We show the distribution of this newly introduced parameter in Fig. 9. At a first glance, it looks unimodal, however we refer to the next section for the appropriate investigation on the best fitting distribution for this new parameter. It is worth to point out that this parameter has been constructed with redshift and luminosity corrected morphological parameters, therefore, by construction, it does not depend on redshift or luminosity.

Fig. 10 shows the correlation between the concentration, computed using the (Maughan et al., 2012)’s definition with $R_{500}$, and the relaxation score. We observe a clear correlation between the two parameters, where relaxation score increases with concentration. The correlation becomes insignificant above $c_{\rm SB,R_{500}}=0.27$, the threshold adopted by Lovisari et al. (2017) to identify relaxed clusters. We interpret this as an indication that concentration is a good indicator to probe the very central state of clusters, but it does not correlate well with the relaxation state. In fact, a relaxed cluster will generally have a cool core in its center, while the opposite may not be true: a merger along the line of sight (e.g., Dupke et al., 2007), or a merger in its initial stage, might have a centrally peaked density profile. The mergers whose axis is along the line-of-sight might still not be visible from the cluster center prospective, while it is visible on a larger scale. Therefore we claim that clusters with large concentration can still be disturbed clusters, as supported by recent theoretical papers (e.g., Rasia et al., 2015; Biffi et al., 2016). On the other hand, by construction, the relaxation score is able to capture the ICM dynamics from small to large scales, and therefore can be used to identify the cases where a cool core is still existing in an disturbed cluster. Furthermore, in Fig. 10 we observe that the thresholds for disturbed clusters adopted by Lovisari et al. (2017), are in agreement with the median of the log-normal best fit shown with the horizontal black line, meaning that almost all the clusters to the left of the dashed line are also below the horizontal line. Therefore we make use of this line to establish a threshold in terms of relaxation score: we define clusters to be relaxed if $R_{\rm score}>0.0137$, while they are defined to be disturbed if the opposite happens.

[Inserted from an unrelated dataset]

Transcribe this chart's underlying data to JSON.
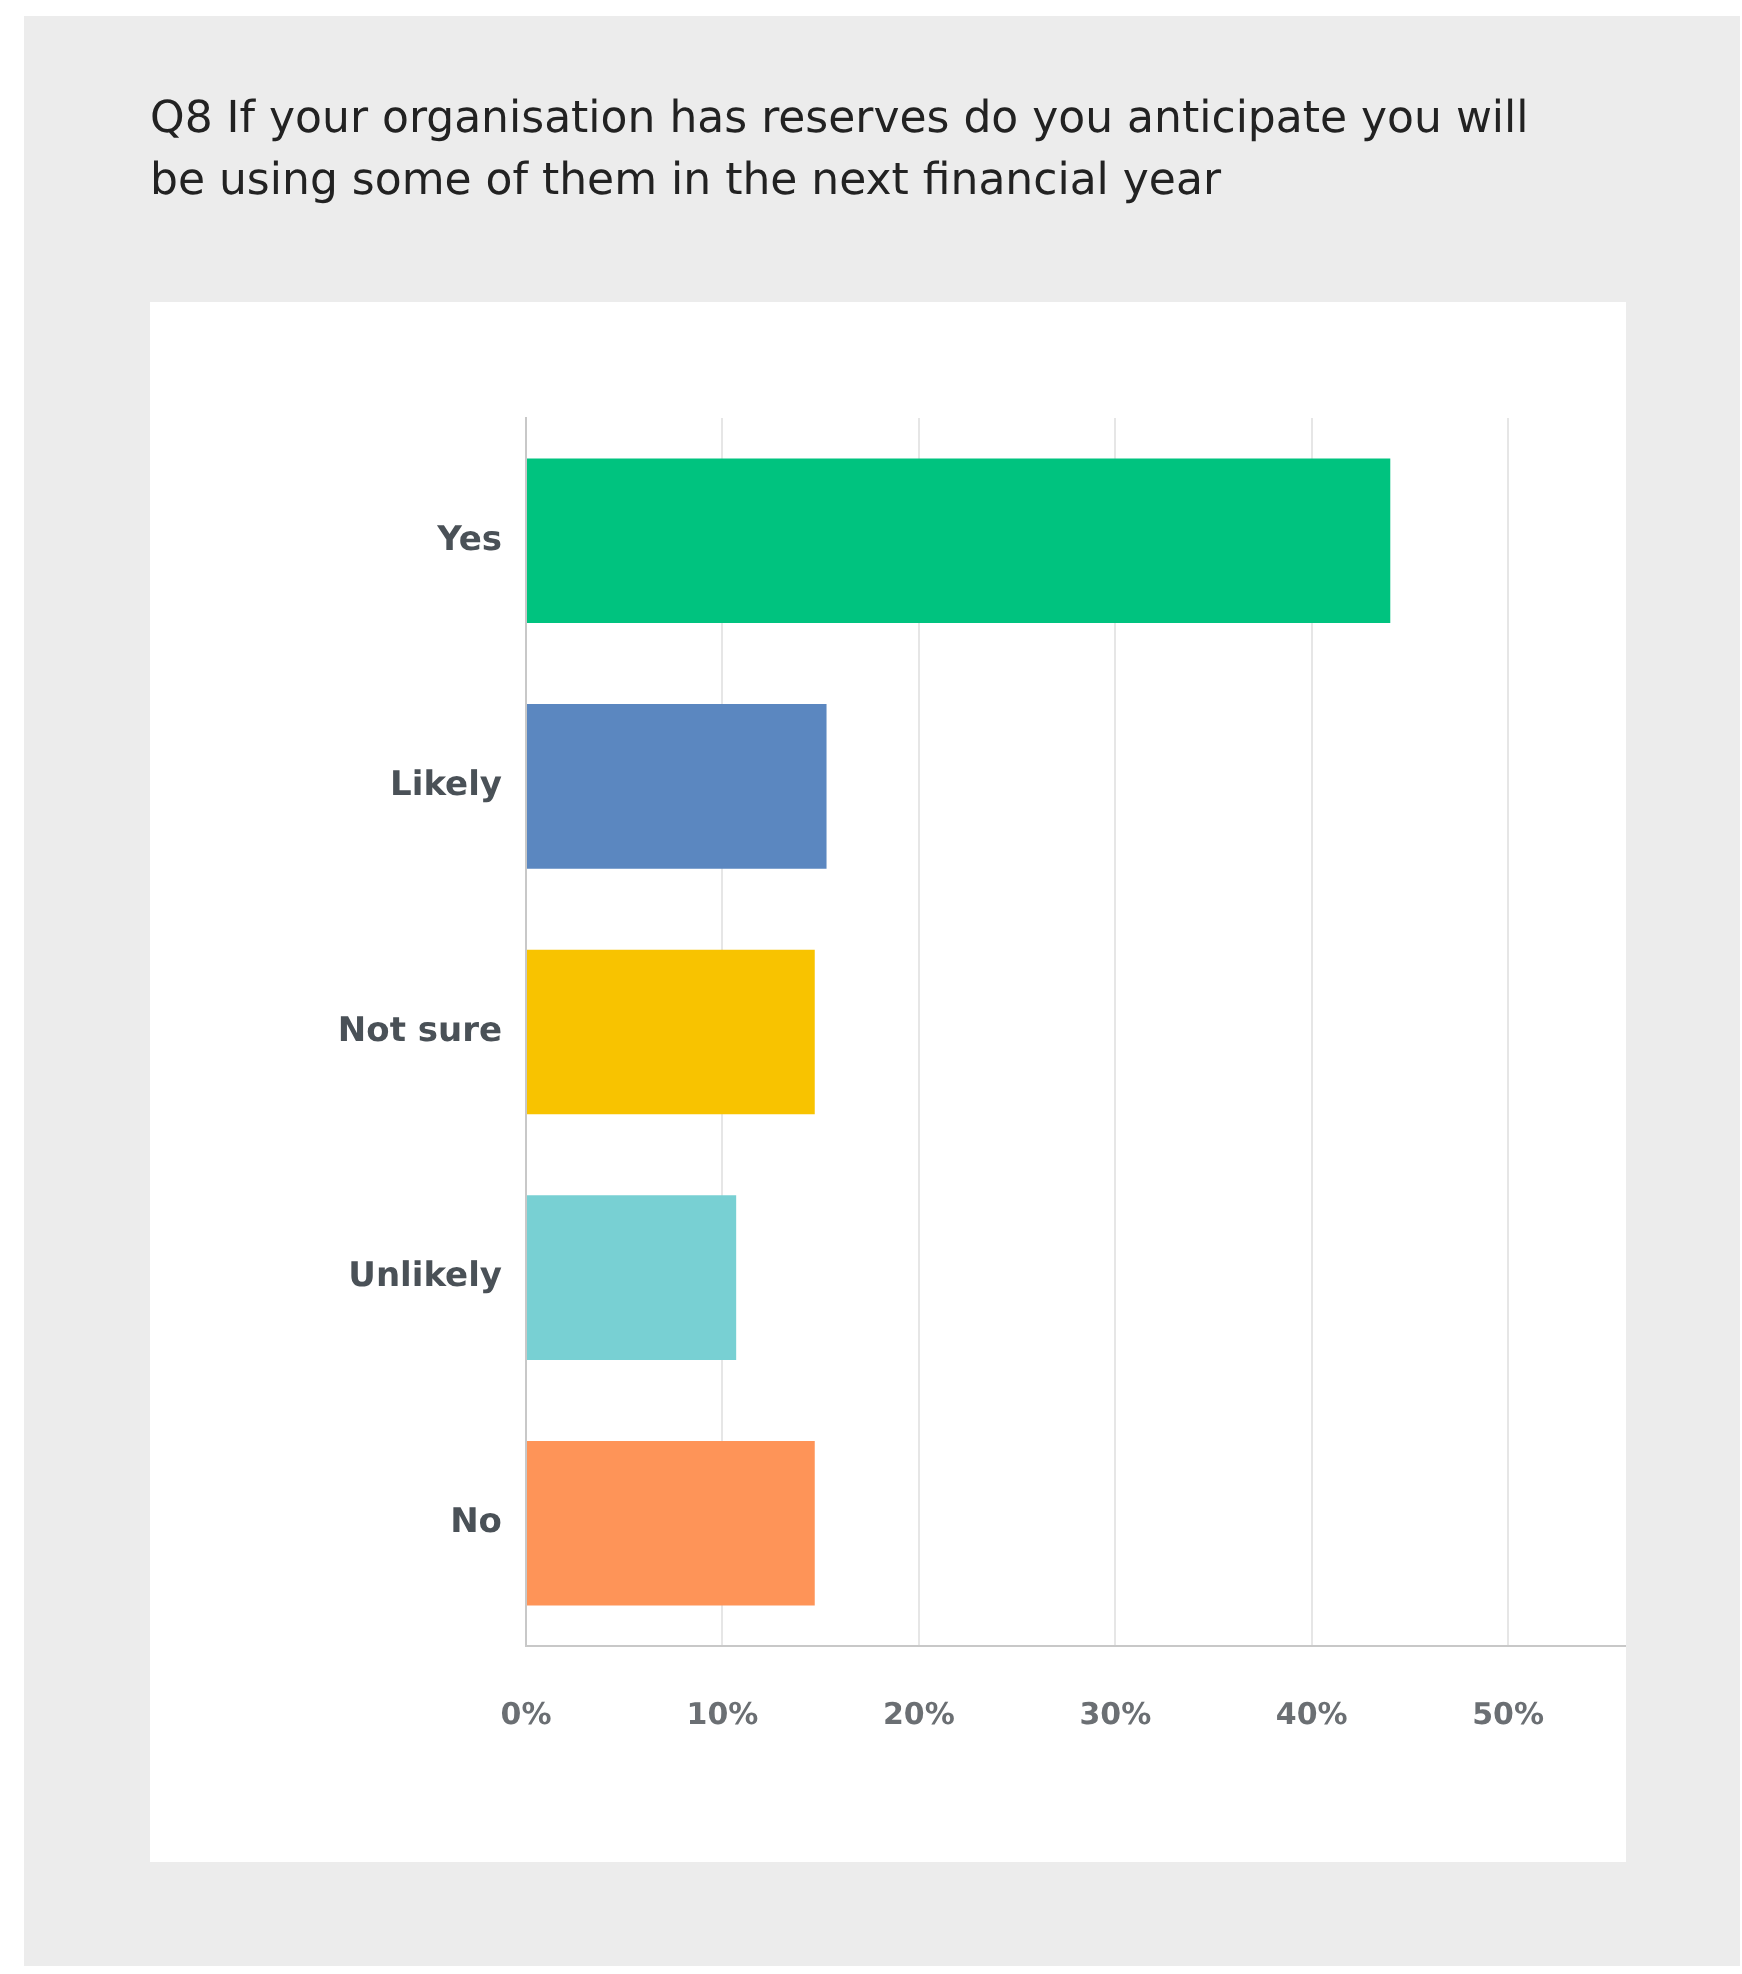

This definition allows us to compute the fraction of relaxed clusters as a function of redshift, by dividing the cluster sample in 5 redshift bins, and in each bin counting clusters based on their relaxation score. We have to add a further complication to this analysis: the relaxation score distribution for most clusters is wide and quite skewed, and therefore computing the fraction using just the median values will bias our results. Therefore we have to count the number of clusters that satisfy our threshold by first randomizing the relaxation score values by using the MCMC chain obtained when estimating it. In other words we perform 10000 bootstraps iteration of the relaxation score for each cluster, each time calculating the fraction of clusters that are relaxed.

The obtained evolution of the fraction of objects that we classify as relaxed is shown in Fig. 11. We observe a fraction of relaxed clusters that is about 50% in the lowest redshift bin, and at the higher redshift bins it becomes about 30–35%, consistent with cool-core fraction estimated in previous works (e.g., Rossetti et al., 2017; Sanders et al., 2018). We therefore find a hint (slightly more than 1$\sigma$) of possible evolution with redshift of the fraction of relaxed clusters. However we might argue that the difference in the first bin can also be not a consequence of redshift evolution in the fraction of relaxed clusters, but may be caused by the incompleteness due to our source finding and confirmation technique in the detection of very extended, low-surface-brightness galaxy groups or clusters at low redshift, similarly as it was shown in a focused reanalysis of ROSAT observations (Xu et al., 2018).